Inside Higher Ed asks " Anti-Catholic or Just Art?"

I'm not seeing it. Honestly. Inside Higher Ed covers a controversy here. Sounds more like a tempest in a tea pot:
Two years ago, as part of its eighth annual outdoor sculpture exhibit, Washburn University placed in a prominent spot on its Topeka, Kan., campus a statue of what appeared to be a Roman Catholic cardinal. The artist who created Holier Than Thou, as it was titled, said it portrayed what he remembered seeing when he went into a confessional booth for the first time at the age of seven: a potent and scary figure “who had the power to condemn me for my evil ways.”

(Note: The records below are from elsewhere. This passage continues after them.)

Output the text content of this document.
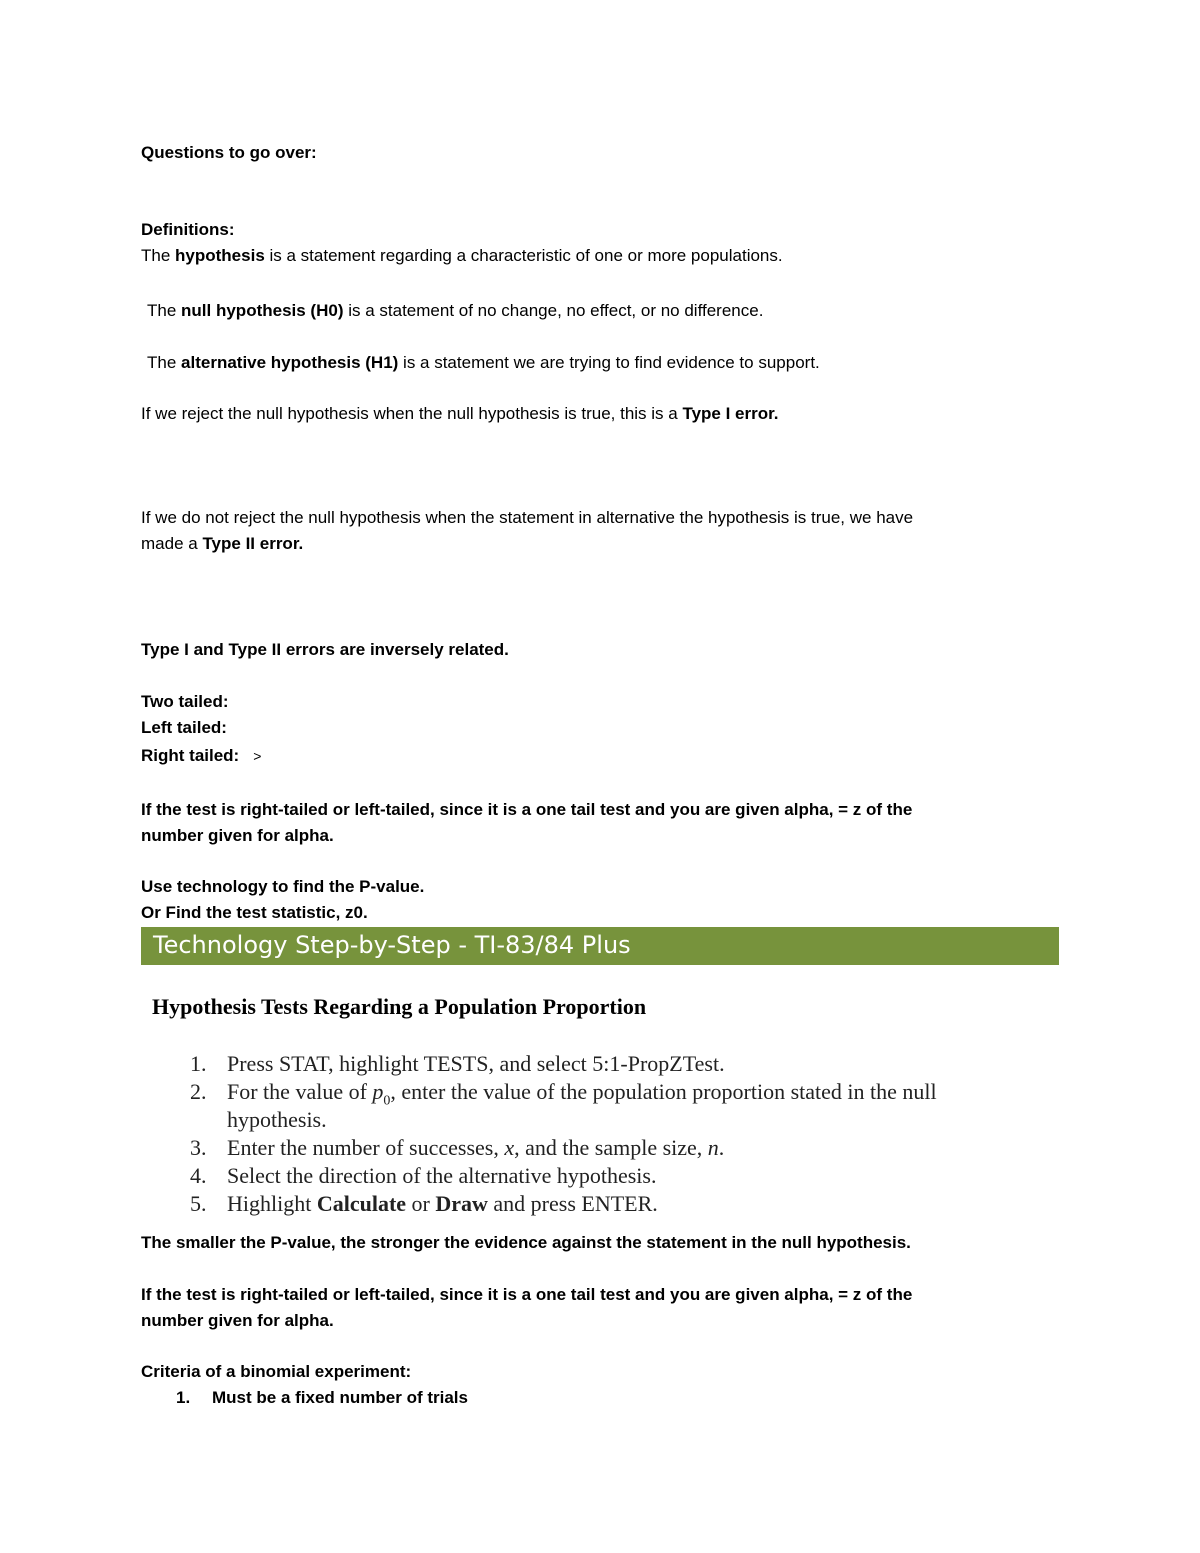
Questions to go over:
Definitions:
The hypothesis is a statement regarding a characteristic of one or more populations.
The null hypothesis (H0) is a statement of no change, no effect, or no difference.
The alternative hypothesis (H1) is a statement we are trying to find evidence to support.
If we reject the null hypothesis when the null hypothesis is true, this is a Type I error.
If we do not reject the null hypothesis when the statement in alternative the hypothesis is true, we have
made a Type II error.
Type I and Type II errors are inversely related.
Two tailed:
Left tailed:
Right tailed: >
If the test is right-tailed or left-tailed, since it is a one tail test and you are given alpha, = z of the
number given for alpha.
Use technology to find the P-value.
Or Find the test statistic, z0.
Technology Step-by-Step - TI-83/84 Plus
Hypothesis Tests Regarding a Population Proportion
1. Press STAT, highlight TESTS, and select 5:1-PropZTest.
2. For the value of $p_0$, enter the value of the population proportion stated in the null
hypothesis.
3. Enter the number of successes, x, and the sample size, n.
4. Select the direction of the alternative hypothesis.
5. Highlight Calculate or Draw and press ENTER.
The smaller the P-value, the stronger the evidence against the statement in the null hypothesis.
If the test is right-tailed or left-tailed, since it is a one tail test and you are given alpha, = z of the
number given for alpha.
Criteria of a binomial experiment:
1. Must be a fixed number of trials
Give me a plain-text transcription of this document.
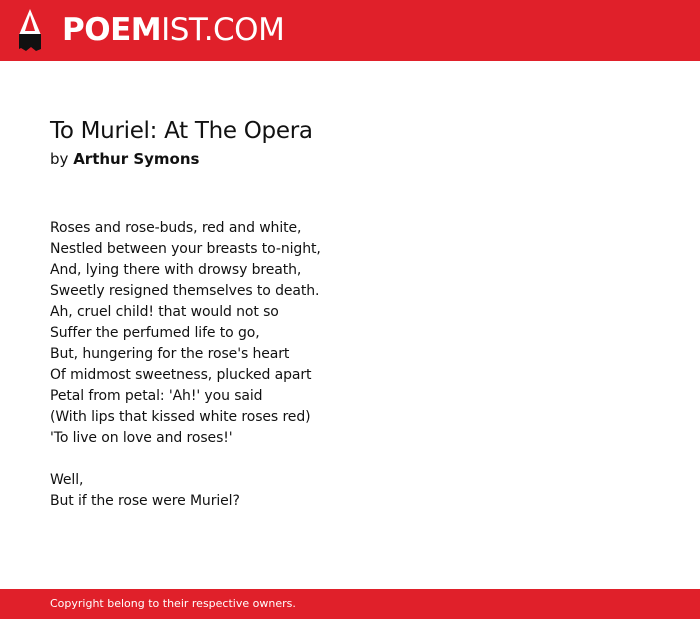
POEMIST.COM
To Muriel: At The Opera
by Arthur Symons
Roses and rose-buds, red and white,
Nestled between your breasts to-night,
And, lying there with drowsy breath,
Sweetly resigned themselves to death.
Ah, cruel child! that would not so
Suffer the perfumed life to go,
But, hungering for the rose's heart
Of midmost sweetness, plucked apart
Petal from petal: 'Ah!' you said
(With lips that kissed white roses red)
'To live on love and roses!'
Well,
But if the rose were Muriel?
Copyright belong to their respective owners.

What the artist intended as an ironic recollection of childhood memory struck others as egregiously anti-Catholic. They took offense at the holy man’s contorted expression and contended that the miter atop his head resembled a penis. A photograph of the statue quickly made the rounds of conservative Catholic sites on the Internet, and Catholics near and far, including the local archdiocese, asked Washburn officials to take the statue down. The university did not, and in October 2003, one professor and one then-student at Washburn sued the public institution, charging that it had violated the Establishment Clause of the U.S. Constitution by engaging in state-sponsored disapproval of their religious beliefs.
A U.S. Circuit Court of Appeals Panel didn't see it, either:
Thursday, a three-judge panel of the U.S. Court of Appeals for the Tenth Circuit ruled that the university had done no wrong. In its written opinion, the court avoided weighing in on whether the statue’s content presents a state-sponsored anti-Catholic message; what’s important, the appeals panel ruled, is that “any reasonable observer viewing it in context would understand the university had not endorsed that message.”

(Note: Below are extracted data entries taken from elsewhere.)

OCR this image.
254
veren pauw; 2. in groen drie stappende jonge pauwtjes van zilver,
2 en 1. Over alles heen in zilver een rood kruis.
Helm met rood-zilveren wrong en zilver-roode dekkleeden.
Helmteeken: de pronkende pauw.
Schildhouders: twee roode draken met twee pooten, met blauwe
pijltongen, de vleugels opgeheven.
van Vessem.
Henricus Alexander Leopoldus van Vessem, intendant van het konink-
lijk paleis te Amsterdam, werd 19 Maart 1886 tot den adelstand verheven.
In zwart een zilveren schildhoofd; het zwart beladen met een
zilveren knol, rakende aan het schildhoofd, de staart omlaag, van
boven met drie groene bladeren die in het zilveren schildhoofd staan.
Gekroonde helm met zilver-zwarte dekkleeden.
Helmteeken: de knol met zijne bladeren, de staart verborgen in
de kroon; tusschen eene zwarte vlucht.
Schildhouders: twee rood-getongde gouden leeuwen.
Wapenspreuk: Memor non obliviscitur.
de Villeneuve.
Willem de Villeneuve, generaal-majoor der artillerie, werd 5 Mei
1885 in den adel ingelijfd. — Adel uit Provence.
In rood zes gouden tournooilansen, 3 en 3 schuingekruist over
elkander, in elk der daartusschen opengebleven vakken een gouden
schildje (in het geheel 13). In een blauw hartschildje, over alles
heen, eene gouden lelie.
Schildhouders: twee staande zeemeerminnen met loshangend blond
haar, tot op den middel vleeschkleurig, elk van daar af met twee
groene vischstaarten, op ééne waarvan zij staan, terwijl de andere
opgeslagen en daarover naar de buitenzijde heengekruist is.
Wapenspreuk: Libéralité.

To reach that conclusion, the court analyzed whether, in choosing to display the sculpture and in continuing to display it even after objections were raised, the university sought to “denigrate the Roman Catholic religion.”

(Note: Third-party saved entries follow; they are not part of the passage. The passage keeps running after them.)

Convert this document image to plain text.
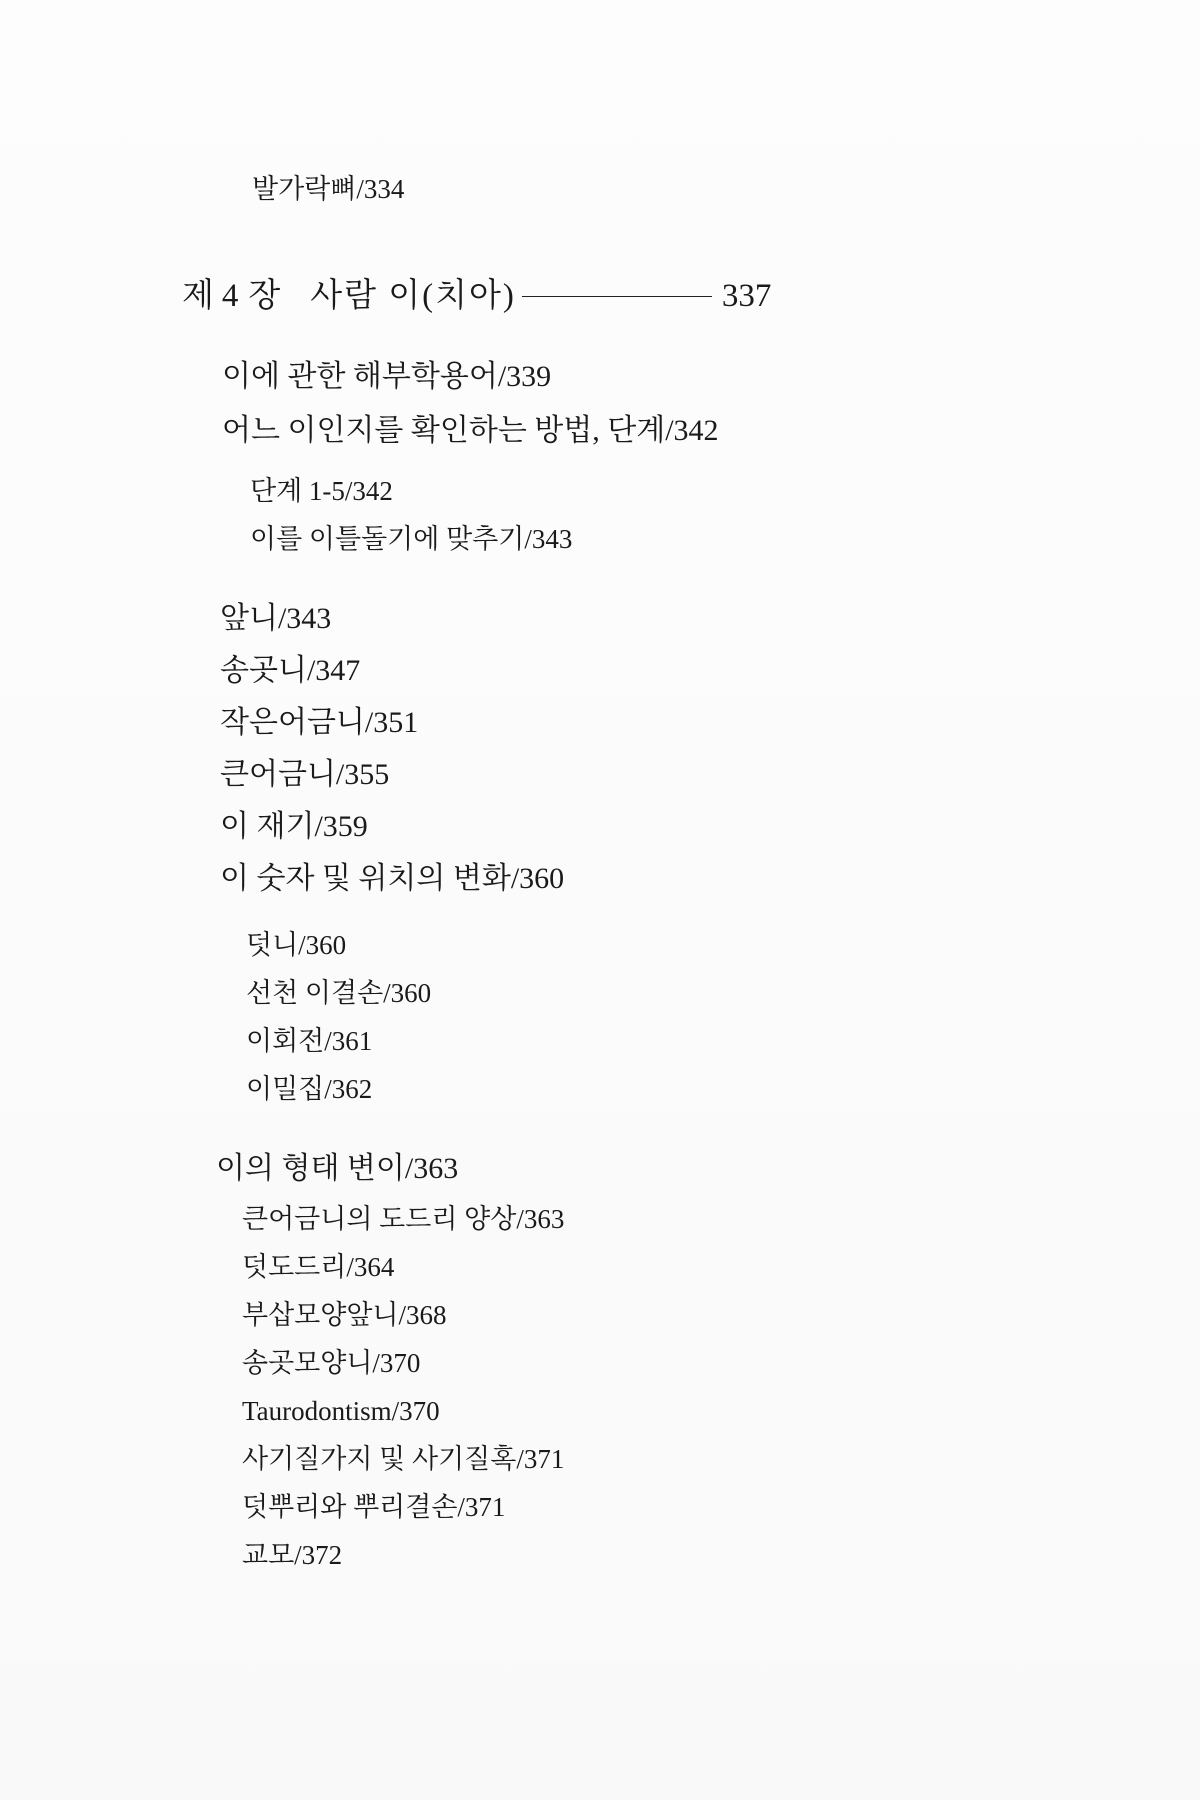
발가락뼈/334
제 4 장 사람 이(치아)	337
이에 관한 해부학용어/339
어느 이인지를 확인하는 방법, 단계/342
단계 1-5/342
이를 이틀돌기에 맞추기/343
앞니/343
송곳니/347
작은어금니/351
큰어금니/355
이 재기/359
이 숫자 및 위치의 변화/360
덧니/360
선천 이결손/360
이회전/361
이밀집/362
이의 형태 변이/363
큰어금니의 도드리 양상/363
덧도드리/364
부삽모양앞니/368
송곳모양니/370
Taurodontism/370
사기질가지 및 사기질혹/371
덧뿌리와 뿌리결손/371
교모/372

The court found that neither the jury that recommended the statue nor Washburn’s Campus Beautification Committee, which ultimately selected the five pieces to be in that year’s exhibit, considered anything but the artistic quality of the work. In deciding to keep displaying the statue after the initial protests, the court concluded, Washburn’s president and its Board of Regents had cited a desire to “promote freedom of speech and to avoid academic censorship.”

It added: “There is no evidence in the record showing that the university’s decision to retain the statue was based on improper motives. Instead, the evidence shows that the university chose to keep the statue for reasons unrelated to a disapproval of Catholicism.”
I understand the local Archdioceses' desire to see the statue nixed. Such a controversial sculpture that could appear, to some Catholics at least, as anti-Catholic would not be something they would refuse to comment upon. However, I'm not seeing it.

This whole thing reminds me of when a group of baptists and other Christians protested the Lion King. When the Lion plopped down on the ground to sleep, a pile of dust floated into the air. The Christians in question claimed that the dust swirled into the word "sex", which they believed was inappropriate in a children's movie. Had it truly been there, they would have been right. However, no one else could discern such imagery in the questioned scene.

I find the same lack of evidence here. I mean, come on! A miter that resembled a penis? I'm just not seeing that.

There are enough examples of anti-Catholic behavior out there. Some of them go unchallenged because some of us waste our time on issues like this. The last thing Catholics need is to be perceived as the latest Chicken Little, running around crying, "the sky is falling!" every time we think we see another anti-Catholic expression somewhere. Let's keep our eye on the ball, instead, and challenge the truly anti-Catholic measures in our midst.